Una volta definito che i valori ottenuti nei due studi sono indipendenti, quindi non correlati tra loro, è necessario valutare con appositi test statistici, come il D’Agostino-Pearson, se questi hanno una distribuzione normale o meno. [87]
Se i valori indipendenti possiedono una distribuzione normale allora è possibile compararli con un semplice t-test per valori indipendenti. [68, 87] Con un valore della probabilità a due code inferiore a 0,05 si può affermare che esistano differenze statisticamente significative tra le due distribuzioni di dati. Con valori superiori non ci sono differenze statisticamente significative. [68,87]

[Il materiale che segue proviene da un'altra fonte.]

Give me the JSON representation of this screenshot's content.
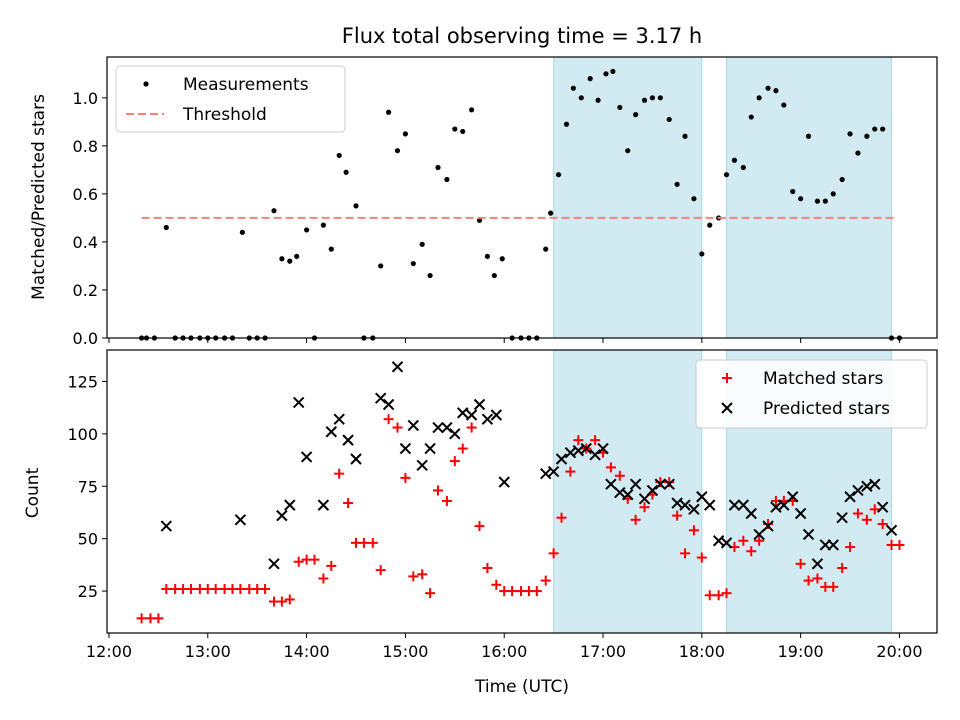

Se i valori indipendenti non possiedono una distribuzione normale allora è possibile compararli tramite il Mann-Whitney test (per valori indipendenti). Questo rappresenta l’equivalente non parametrico del t-test per valori indipendenti. [68, 87] Con un valore della probabilità a due code inferiore a 0,05 si può affermare che esistano differenze statisticamente significative tra le due distribuzioni di dati. Con valori superiori non ci sono differenze statisticamente significative. [68, 87] Tuttavia è necessario precisare che quando viene accertato con un apposito test statistico l’assenza di una distribuzione normale è possibile tentare di normalizzare tale distribuzione con specifici metodi statistici, come quello della trasformazione logaritmica o quello di Anderson-Darling. [87]
Se si ottiene così una distribuzione normale allora è possibile comparare i dati con il t-test, altrimenti è necessario ricorrere al Mann-Whitney test. [68, 87]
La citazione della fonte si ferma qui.